An ideal sine wave can be thought of as having a continuous and even progression of phase with time from 0° to 360° for each cycle. Actual signals, however, display a certain amount of variation from ideal phase progression over time. This phenomenon is called phase jitter. Although many causes can contribute to phase jitter, one major cause is random noise, which is characterized statistically as being Gaussian (normal) in distribution.

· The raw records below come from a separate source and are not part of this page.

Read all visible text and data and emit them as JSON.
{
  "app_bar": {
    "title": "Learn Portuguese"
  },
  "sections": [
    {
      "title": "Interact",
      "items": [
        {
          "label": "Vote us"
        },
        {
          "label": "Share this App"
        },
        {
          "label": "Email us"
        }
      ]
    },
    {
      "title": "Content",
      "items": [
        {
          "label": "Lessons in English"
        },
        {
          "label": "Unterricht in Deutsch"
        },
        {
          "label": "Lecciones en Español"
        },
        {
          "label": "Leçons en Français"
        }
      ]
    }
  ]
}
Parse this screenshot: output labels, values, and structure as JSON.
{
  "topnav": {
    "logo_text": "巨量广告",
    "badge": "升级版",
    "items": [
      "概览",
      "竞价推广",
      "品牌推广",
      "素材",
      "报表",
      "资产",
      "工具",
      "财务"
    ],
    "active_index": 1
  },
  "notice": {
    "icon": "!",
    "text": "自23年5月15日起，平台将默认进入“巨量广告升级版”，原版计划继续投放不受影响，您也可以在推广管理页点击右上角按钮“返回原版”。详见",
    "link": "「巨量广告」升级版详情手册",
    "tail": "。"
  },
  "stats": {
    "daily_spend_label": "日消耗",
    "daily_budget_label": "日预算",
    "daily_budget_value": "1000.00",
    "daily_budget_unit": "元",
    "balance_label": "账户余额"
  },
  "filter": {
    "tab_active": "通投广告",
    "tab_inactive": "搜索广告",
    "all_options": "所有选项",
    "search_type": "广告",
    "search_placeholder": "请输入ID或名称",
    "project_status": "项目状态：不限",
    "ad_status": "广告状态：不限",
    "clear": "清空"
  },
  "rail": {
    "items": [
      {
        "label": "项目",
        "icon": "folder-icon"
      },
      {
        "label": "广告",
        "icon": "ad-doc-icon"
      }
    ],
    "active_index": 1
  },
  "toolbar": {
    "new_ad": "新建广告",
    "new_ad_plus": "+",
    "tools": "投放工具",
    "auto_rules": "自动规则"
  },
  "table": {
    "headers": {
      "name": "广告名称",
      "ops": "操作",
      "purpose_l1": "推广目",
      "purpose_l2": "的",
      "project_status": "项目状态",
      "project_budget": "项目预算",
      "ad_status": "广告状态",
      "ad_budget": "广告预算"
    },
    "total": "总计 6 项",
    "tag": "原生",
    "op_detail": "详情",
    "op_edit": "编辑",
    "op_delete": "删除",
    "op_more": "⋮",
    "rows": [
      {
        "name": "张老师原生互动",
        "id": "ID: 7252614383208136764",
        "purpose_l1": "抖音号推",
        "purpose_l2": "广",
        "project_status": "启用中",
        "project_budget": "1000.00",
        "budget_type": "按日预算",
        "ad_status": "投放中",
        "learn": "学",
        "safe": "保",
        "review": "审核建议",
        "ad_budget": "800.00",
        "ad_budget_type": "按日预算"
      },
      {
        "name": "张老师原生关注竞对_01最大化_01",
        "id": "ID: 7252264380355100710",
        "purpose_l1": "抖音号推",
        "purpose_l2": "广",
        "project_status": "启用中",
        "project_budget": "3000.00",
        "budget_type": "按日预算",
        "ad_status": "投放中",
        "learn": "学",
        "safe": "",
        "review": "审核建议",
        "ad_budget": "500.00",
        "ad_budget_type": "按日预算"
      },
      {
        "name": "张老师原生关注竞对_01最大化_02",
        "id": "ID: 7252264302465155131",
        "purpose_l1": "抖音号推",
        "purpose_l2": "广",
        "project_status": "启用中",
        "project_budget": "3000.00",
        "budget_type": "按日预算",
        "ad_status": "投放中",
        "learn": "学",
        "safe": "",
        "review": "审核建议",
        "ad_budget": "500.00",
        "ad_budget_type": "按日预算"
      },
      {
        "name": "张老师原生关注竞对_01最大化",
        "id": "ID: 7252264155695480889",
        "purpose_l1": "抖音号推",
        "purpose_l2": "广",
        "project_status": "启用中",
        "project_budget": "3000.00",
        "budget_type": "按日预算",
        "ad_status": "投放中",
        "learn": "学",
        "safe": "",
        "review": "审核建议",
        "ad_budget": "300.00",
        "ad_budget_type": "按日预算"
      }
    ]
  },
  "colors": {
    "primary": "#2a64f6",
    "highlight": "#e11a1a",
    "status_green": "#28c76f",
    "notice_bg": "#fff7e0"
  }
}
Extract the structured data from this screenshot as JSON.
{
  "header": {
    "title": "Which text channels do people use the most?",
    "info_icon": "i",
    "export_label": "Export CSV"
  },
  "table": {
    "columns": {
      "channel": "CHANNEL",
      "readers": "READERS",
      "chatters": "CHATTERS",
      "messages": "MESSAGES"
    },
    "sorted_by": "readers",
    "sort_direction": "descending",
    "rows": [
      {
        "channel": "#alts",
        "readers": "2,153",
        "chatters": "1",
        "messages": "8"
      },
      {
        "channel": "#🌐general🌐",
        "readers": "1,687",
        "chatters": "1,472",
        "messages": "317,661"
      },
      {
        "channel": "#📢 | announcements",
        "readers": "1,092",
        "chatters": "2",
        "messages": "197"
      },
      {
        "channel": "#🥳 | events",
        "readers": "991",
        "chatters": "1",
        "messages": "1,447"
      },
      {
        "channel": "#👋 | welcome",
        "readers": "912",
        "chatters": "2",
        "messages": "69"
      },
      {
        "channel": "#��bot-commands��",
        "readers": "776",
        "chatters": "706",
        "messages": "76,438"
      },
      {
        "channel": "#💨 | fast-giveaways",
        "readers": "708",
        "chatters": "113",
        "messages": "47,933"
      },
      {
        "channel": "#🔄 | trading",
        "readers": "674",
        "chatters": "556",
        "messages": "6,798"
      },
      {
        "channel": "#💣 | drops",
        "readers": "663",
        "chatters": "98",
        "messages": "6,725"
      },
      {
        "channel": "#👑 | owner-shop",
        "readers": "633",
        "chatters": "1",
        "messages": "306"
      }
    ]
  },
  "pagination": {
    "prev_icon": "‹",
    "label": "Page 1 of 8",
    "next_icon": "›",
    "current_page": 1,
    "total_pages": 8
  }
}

This phase jitter leads to a spreading out of the energy of the sine wave in the frequency domain, producing a continuous power spectrum. This power spectrum is usually reported as a series of values whose units are dBc/Hz at a given offset in frequency from the sine wave (carrier). The value is a ratio (expressed in decibels) of the power contained within a 1 Hz bandwidth with respect to the power at the carrier frequency. For each measurement, the offset from the carrier frequency is also given. It is meaningful to integrate the total power contained within some interval of offset frequencies (for example, 10 kHz to 10 MHz). This is called the integrated phase noise over that frequency offset interval and can be readily related to the time jitter due to the phase noise within that offset frequency interval.Phase noise has a detrimental effect on the performance of ADCs, DACs, and RF mixers. It lowers the achievable dynamic range of the converters and mixers, although they are affected in somewhat different ways.
The short answer is yes. Jitter is a time domain quantification of the same phenomenon as phase noise, which is measured in the frequency domain. If you integrate the measured phase noise over the bandwidth of concern, you can determine the time domain jitter.